Considering long-distance lexical relations contributes to the effectiveness of the algorithm. Many other existing unsupervised segmentation algorithms are unable to exploit these non-local dependencies. We analyzed variations in the segmentation performance on a range of testing conditions. Not surprisingly, the performance of the algorithm depends on the distributional properties of the input text. We found that the segmentation accuracy on a synthetic text corpus is not predictive of the performance on the real data. These results strongly suggest that segmentation algorithms have to be evaluated on a collection of texts displaying real-world variability.

Support

This material is based upon work supported under a National Science Foundation Graduate Research Fellowship. Any opinions, findings, conclusions or recommendations expressed in this publication are those of the author(s) and do not necessarily reflect the views of the National Science Foundation.

References:

[1] Freddy Y. Y. Choi. Advances in domain independent linear text segmentation. In Proceedings of the NAACL, pages 26–33, 2000.

[2] Michel Galley, Kathleen McKeown, Eric Fosler-Lussier, and Hongyan Jing. Discourse segmentation of multiparty conversation. In Proceedings of the ACL, pp. 562--569, 2003.

[3] Jianbo Shi and Jitendra Malik. Normalized cuts and image segmentation. IEEE Transactions on Pattern Analysis and Machine Intelligence , 22(8):888–905, 2000.

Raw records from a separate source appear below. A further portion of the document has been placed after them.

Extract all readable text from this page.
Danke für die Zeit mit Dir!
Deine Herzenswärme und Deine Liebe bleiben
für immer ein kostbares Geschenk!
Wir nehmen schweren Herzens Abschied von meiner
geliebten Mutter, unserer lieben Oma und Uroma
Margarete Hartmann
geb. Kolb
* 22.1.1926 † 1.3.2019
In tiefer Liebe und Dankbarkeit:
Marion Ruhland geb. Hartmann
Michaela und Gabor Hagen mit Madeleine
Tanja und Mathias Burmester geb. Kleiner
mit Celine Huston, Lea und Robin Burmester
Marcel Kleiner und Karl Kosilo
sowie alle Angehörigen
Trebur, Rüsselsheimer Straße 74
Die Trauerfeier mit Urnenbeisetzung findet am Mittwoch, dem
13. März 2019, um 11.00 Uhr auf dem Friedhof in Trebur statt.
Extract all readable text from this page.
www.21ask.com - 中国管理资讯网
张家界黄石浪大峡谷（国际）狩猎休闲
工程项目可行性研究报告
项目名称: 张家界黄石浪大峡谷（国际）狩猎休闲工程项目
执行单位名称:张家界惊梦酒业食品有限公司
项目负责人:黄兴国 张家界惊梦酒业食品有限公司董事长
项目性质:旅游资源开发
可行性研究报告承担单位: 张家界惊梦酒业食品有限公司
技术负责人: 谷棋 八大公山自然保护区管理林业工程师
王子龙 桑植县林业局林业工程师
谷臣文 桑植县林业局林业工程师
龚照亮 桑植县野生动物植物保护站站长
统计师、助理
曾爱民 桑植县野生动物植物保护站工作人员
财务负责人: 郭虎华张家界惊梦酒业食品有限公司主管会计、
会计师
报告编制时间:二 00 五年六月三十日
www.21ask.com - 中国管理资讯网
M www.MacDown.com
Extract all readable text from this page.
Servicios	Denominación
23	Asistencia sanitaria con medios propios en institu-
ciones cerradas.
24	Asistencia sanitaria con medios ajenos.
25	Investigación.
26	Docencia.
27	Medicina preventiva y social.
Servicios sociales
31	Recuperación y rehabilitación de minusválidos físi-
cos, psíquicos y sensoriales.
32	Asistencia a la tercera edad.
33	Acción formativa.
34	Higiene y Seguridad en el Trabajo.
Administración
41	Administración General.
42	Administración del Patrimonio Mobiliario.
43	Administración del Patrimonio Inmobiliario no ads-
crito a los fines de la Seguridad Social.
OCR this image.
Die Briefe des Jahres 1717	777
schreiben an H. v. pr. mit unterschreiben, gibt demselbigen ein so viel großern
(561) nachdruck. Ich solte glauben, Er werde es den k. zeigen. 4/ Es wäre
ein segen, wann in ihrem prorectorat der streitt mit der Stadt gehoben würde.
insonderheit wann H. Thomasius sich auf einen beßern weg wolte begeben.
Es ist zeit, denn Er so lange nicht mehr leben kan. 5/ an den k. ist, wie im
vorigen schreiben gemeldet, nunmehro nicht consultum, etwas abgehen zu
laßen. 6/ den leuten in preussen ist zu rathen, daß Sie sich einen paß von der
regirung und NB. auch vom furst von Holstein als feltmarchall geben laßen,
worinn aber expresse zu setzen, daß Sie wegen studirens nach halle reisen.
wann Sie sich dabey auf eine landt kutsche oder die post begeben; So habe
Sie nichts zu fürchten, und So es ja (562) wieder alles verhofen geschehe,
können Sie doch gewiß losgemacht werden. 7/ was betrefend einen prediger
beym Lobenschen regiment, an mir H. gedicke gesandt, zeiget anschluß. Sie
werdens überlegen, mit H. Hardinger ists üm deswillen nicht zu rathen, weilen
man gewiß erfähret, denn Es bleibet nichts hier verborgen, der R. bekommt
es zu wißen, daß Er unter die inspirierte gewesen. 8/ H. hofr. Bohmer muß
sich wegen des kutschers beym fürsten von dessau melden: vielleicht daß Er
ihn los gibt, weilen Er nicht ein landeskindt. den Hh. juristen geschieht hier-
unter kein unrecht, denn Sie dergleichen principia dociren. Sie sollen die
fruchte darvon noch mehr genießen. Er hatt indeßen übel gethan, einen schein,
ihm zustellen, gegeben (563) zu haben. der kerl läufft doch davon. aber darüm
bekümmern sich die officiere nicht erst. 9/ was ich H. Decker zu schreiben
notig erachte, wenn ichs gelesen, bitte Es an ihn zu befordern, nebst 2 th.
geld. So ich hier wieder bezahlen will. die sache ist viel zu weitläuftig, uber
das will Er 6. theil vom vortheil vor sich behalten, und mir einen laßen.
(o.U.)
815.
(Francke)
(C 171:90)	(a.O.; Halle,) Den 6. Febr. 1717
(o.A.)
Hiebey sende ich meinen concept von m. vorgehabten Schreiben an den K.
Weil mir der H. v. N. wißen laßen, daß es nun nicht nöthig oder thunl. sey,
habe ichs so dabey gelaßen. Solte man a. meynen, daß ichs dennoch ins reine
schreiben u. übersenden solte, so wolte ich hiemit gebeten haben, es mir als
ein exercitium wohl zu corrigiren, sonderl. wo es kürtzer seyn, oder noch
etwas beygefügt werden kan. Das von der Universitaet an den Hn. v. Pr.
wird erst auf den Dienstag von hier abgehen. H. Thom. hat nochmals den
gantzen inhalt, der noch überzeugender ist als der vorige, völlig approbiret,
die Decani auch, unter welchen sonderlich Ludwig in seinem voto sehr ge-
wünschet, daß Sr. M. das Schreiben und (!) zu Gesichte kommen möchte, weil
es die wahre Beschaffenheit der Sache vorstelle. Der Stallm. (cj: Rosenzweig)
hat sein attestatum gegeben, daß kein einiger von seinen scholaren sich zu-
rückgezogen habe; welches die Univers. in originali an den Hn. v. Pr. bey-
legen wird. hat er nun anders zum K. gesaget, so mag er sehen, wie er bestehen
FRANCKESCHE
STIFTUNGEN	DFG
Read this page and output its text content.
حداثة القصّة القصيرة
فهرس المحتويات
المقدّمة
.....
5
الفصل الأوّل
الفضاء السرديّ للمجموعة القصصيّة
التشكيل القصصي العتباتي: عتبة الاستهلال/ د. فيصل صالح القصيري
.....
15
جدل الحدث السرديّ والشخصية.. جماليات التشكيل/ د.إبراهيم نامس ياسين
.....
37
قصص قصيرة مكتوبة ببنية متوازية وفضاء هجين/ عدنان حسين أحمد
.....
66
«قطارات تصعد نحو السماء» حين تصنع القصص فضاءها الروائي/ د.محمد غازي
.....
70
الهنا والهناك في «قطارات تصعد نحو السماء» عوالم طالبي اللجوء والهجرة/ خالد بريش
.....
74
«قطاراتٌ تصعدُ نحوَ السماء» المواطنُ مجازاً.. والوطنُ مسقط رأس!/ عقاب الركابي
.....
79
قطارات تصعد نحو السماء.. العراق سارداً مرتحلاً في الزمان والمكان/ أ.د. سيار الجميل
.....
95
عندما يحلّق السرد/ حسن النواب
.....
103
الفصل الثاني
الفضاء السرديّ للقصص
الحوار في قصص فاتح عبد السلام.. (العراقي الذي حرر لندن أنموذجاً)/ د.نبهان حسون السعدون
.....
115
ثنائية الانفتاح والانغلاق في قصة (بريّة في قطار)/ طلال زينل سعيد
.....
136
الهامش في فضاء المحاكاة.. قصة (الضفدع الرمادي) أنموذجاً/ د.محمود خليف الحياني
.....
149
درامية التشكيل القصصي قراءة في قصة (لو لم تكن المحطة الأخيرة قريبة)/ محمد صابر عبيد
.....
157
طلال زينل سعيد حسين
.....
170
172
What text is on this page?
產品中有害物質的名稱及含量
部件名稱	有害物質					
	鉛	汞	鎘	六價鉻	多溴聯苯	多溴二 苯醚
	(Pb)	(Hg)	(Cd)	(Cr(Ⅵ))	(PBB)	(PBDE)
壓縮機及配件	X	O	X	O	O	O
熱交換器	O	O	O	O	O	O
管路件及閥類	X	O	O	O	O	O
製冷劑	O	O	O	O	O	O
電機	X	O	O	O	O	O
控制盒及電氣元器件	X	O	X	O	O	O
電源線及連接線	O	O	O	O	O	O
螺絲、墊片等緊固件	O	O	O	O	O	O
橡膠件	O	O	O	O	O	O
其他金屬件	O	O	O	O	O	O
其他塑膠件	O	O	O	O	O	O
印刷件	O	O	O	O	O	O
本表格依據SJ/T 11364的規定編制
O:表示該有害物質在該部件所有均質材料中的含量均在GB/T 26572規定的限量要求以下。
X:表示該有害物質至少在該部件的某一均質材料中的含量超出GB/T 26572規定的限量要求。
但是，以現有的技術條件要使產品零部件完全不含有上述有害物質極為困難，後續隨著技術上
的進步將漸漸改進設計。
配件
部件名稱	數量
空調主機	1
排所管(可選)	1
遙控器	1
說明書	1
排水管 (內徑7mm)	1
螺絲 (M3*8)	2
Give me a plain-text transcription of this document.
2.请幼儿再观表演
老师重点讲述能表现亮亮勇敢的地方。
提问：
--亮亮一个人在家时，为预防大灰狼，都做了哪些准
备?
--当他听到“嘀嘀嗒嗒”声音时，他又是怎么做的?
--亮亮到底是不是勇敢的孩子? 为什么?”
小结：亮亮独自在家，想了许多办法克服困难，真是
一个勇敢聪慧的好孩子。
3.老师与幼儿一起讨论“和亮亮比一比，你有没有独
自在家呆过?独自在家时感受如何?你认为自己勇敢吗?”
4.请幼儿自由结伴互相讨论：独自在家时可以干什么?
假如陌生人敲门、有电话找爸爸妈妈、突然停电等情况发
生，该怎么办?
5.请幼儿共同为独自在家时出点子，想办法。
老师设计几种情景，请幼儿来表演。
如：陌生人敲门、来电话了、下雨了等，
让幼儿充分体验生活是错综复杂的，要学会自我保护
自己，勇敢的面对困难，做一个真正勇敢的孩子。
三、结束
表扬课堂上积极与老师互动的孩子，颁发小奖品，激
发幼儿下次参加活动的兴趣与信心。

[4] Doug Beeferman, Adam Berger, and John D. Lafferty. Statistical models for text segmentation. Machine Learning, 34(1-3):177–210, 1999.

[5] Rebecca J. Passonneau and Diane J. Litman. Discourse segmentation by human and automated means. Computational Lingustics, 23(1):103–139, 1997.

[6] Masao Utiyama and Hitoshi Isahara. A statistical model for domain-independent text segmentation. In Proceedings of the ACL, pp. 499–-506, 2001.

[7] Marti Hearst. Multi-paragraph segmentation of expository text. In Proceedings of the ACL , pages 9–16, 1994.

[8] James R. Glass. A probabilistic framework for segment-based speech recognition. Computer Speech and Language, 17(2–3):137–152, 2003.